夕方に東京を出発、渋谷から東名に向かったが、名古屋まで大雨と強風で神経を遣う運転となった。

 遠回りでも車の少ない関越、長野道、中央道をと考えていたが、インターネット道路情報を確認すると、一部でタイヤチェーンの装着が必要で通行止めの区間もあり、東名を下ってくることにした。

 もう一泊する予定であったが、私が司会を担当しなければならない葬儀が入っており、深夜の上京、深夜の帰阪という強行軍であった。

 さて、今日の式場の前に大きな公園があり、桜が満開。花見の方々が大勢来られ、中には焼肉パーティーをされているグループがあるようで、昼時の空腹に辛い香りが式場に流れてきていた。

 定刻で始め、定刻でご出棺となったが、瓜破斎場の入り口まで行くと、入場道路の両側に駐車スペースがないほど車が停められている。これ、また、ずべてが花見客。瓜破斎場の桜はなかなか見事な花を咲かせ、花見客の隠れた穴場となっている。

 桜の木の周りはお墓がいっぱい。中央の通路を次々に霊柩車が通る。そんなロケーションでの花見は、きっと諸行無常の理(ことわり)を知られることになったと思っている。

 『故人に人生を称えるかのように桜の花が咲き誇っています』

 『一輪一輪と散りゆく風情にもの悲しさを覚えます』

 『桜の花をご覧になられた時、故人のことを思い出してくだされば何よりお供養』

 そんな言葉をナレーションに散りばめたが、10人のお孫さんと2人の曾孫さんに見送られた90歳のお爺ちゃん。
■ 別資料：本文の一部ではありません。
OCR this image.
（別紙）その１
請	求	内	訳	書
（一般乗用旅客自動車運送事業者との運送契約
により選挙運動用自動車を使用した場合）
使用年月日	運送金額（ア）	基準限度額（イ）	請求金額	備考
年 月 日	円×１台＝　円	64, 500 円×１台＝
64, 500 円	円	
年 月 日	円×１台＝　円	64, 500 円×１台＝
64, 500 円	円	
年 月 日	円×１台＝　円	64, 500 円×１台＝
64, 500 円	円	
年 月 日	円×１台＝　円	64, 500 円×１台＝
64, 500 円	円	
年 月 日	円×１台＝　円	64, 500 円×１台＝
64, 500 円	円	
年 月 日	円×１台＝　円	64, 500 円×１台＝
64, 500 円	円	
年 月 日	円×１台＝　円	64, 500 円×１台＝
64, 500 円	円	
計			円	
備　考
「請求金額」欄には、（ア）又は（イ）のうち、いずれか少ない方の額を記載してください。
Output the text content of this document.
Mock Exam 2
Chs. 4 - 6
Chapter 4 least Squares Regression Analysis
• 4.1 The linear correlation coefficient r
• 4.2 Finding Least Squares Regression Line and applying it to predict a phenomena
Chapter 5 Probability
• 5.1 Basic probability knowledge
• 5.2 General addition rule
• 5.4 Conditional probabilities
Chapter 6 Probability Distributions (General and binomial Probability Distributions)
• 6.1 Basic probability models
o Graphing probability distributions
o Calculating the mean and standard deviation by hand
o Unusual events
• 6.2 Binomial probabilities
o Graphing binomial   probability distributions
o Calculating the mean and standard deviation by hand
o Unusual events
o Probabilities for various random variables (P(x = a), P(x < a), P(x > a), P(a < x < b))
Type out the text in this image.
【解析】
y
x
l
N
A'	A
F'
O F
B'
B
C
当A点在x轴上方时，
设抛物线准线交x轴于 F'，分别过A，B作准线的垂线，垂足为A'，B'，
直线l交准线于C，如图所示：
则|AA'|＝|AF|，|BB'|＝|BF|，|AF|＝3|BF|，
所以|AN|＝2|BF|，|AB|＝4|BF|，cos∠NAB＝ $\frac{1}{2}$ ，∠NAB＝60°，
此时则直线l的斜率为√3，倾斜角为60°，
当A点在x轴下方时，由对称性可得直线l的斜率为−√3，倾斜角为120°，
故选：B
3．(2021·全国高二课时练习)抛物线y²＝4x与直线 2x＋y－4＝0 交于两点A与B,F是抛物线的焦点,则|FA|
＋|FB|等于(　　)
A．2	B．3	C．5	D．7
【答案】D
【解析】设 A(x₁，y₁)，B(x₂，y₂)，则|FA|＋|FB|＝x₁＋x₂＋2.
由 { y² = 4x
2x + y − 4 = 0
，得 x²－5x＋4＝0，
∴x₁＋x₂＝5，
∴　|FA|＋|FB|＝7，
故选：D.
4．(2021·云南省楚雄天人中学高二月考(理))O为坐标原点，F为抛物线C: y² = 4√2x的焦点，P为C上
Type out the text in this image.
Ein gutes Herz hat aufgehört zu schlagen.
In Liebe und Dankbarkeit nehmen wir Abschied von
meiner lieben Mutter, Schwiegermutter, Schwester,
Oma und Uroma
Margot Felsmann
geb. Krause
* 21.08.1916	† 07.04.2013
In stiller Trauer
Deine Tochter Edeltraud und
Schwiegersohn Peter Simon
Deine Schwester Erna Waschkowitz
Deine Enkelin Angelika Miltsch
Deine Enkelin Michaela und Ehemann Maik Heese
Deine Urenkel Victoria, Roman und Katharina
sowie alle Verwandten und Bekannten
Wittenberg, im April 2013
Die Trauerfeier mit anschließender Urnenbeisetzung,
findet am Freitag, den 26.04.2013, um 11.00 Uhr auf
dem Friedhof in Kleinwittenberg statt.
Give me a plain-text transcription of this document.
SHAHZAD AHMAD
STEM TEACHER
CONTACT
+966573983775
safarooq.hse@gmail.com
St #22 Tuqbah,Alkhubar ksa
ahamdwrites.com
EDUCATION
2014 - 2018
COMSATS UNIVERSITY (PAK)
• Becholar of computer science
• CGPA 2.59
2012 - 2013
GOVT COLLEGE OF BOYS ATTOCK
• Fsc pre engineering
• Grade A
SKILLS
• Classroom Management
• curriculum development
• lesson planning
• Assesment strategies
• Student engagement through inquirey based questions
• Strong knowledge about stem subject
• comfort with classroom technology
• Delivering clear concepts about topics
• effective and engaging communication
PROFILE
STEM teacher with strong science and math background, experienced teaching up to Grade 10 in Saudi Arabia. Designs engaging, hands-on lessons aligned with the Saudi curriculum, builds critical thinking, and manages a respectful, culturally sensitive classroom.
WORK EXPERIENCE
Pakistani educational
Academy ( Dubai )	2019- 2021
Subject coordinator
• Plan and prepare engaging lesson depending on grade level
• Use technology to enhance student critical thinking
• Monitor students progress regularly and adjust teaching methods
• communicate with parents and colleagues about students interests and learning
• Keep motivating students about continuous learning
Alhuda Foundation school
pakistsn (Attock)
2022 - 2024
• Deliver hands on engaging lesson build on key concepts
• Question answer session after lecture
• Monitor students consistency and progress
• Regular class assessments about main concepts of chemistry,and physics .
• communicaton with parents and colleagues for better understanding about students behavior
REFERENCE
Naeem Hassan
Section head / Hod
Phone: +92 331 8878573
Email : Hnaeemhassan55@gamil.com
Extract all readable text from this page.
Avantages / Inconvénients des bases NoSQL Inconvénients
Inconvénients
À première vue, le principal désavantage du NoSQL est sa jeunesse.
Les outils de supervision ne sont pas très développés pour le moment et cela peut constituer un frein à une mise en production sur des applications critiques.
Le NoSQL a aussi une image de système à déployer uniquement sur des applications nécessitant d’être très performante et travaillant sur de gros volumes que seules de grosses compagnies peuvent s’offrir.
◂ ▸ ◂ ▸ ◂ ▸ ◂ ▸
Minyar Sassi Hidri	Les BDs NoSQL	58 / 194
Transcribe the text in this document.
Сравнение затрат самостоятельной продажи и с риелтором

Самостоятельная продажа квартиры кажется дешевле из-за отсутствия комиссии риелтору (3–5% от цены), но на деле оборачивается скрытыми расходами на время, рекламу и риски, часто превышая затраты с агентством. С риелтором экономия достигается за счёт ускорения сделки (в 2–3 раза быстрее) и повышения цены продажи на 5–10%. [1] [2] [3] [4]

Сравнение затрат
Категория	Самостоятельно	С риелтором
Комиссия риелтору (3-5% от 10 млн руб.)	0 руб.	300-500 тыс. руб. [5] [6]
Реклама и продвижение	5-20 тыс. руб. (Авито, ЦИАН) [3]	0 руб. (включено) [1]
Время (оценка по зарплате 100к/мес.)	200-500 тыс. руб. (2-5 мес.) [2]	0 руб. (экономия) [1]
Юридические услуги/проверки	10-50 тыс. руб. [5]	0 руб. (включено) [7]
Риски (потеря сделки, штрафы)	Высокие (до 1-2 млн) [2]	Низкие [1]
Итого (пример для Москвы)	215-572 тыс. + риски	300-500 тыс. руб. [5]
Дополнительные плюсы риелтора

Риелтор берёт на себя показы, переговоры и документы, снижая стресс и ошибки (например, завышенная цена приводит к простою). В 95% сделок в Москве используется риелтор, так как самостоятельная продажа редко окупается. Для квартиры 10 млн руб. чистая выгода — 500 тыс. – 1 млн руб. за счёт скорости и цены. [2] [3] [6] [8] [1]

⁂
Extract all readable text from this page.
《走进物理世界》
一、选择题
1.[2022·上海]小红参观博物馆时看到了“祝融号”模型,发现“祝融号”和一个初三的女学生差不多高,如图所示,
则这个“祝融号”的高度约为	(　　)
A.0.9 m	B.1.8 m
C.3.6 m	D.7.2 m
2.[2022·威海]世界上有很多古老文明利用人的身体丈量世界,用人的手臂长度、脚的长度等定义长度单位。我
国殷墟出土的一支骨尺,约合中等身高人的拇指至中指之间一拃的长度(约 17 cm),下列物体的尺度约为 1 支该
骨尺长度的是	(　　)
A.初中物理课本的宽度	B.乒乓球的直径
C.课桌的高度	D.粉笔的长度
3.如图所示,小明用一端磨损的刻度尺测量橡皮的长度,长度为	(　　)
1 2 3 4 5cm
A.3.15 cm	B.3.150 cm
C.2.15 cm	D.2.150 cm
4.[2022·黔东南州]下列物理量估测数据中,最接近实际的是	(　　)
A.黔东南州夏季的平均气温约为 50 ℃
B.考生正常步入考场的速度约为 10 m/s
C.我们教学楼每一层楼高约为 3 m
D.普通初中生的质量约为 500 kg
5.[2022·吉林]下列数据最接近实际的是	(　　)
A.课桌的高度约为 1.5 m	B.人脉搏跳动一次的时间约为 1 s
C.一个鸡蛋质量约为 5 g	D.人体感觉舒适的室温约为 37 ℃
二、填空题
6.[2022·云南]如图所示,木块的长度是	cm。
祭壇に飾られたご遺影が「有り難う」とおっしゃっておられるように見えた。

 今は、学校が春休み。小学校の制服を着られた孫さんが多かったが、もしも学校が始まっていたら来れないこともあった筈。それだけがご本人にとって大きな救いであったように思われてならないところ。

 過去に、「孫の受験があるので」と、葬儀を1日延期されたケースがあったが、人生には身内や他人の葬儀と、自身の行動予定を天秤にかけなければならないことも多いもの。そんな悩みに何度対応してきただろうか。

 どちらを選んでも後悔にならないこと、生涯の心残りにならないようにと願っている。

 さて、ここから「独り言」・・・内緒の「独り言」です。

 今日のお布施は高額であった。スタッフ達が驚愕していたが、ご遺族も強い抵抗感を抱かれておられたようだ。

納得の生まれる説得があれば高額も許されるだろうが、「これだけ用意してください」と言われたそうで、こんなケースの場合、葬儀社という中立の立場を貫くことは難しいもの。

葬儀の変革を求める社会の声、今日も、近い将来に必ずや訪れてしまう時代の変化を感じる葬儀でもあった。「宗教離れ」よりも「宗教者離れ」に重要な問題があるのでは?